Supreme Court turns down lawsuit of Belarusian Party of Workers against Ministry of Justice
As said to the BelaPAN by the leader of the organizing committee of the Belarusian Party of Workers Aliaksandr Bukhvostau, on 15 December the Supreme Court of Belarus didn’t grant the lawsuit of the party concerning its’ non-registration by the Ministry of Justice.
’The verdict was quite predictable’, said Bukhvostau. ‘In fact, all our tactics of work with the Ministry of Justice was near miss. We refused to submit the additional documents that we believed were unnecessary for registering the party.’
Aliaksandr Bukhvostau admitted that the organizing committee made certain mistakes. In particular, according to the Belarusian legislation, not only the name of a new party must differ from the name of an earlier liquidated one, but the abbreviation as well.
On the other hand, the politician said that ‘the court decision was influenced by actions of traitors’. ’15 people from Mahiliou oblast refused from their signatures for founding of the party. I don’t know whether it was inspired from the outside or they just took offence at the administration of the organizing committee,’ commented Aliaksandr Bukhvostau.

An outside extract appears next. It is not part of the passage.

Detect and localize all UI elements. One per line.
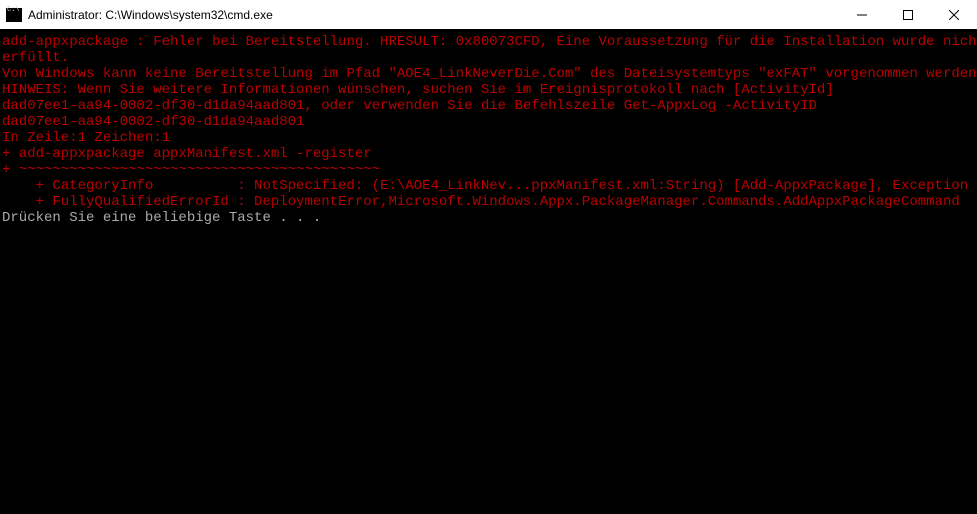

He also stated that the work of the organizing committee would continue: ‘At the trial we proved that we had enough people to register a party. Maybe we will hold another constituent assembly next year.’
The information on non-registration of the BPW was placed at the official web-site of the Ministry of Justice on 20 October. The official reasons are: the actual number of founders was less than the legally established number sufficient for registration of a party; there were numerous violations during the nomination of delegates to the constituent assembly; the list of the founders contains inaccurate information.
The latest constituent assembly of the BPW took place on 26 July in Minsk. The party was established on the basis of the Belarusian Labor Party that had been liquidated by the Supreme Court in 2004 on the initiative of the Ministry of Justice that accused the party of systematic violations of the Civil Code, the law on political parties and its own charter. Mr. Bukhvostau believes that the party was liquidated on the political order of the authorities.
At present Belaya Rus’ is a pro-governmental organization somewhat similar to the Communist Party in the USSR. At present there are 15 officially registered political parties in Belarus. Earlier there were 18 parties, but three of them were liquidated: the Women’s Party Nadzeya, the Ecological Green Party and the Belarusian Labor Party.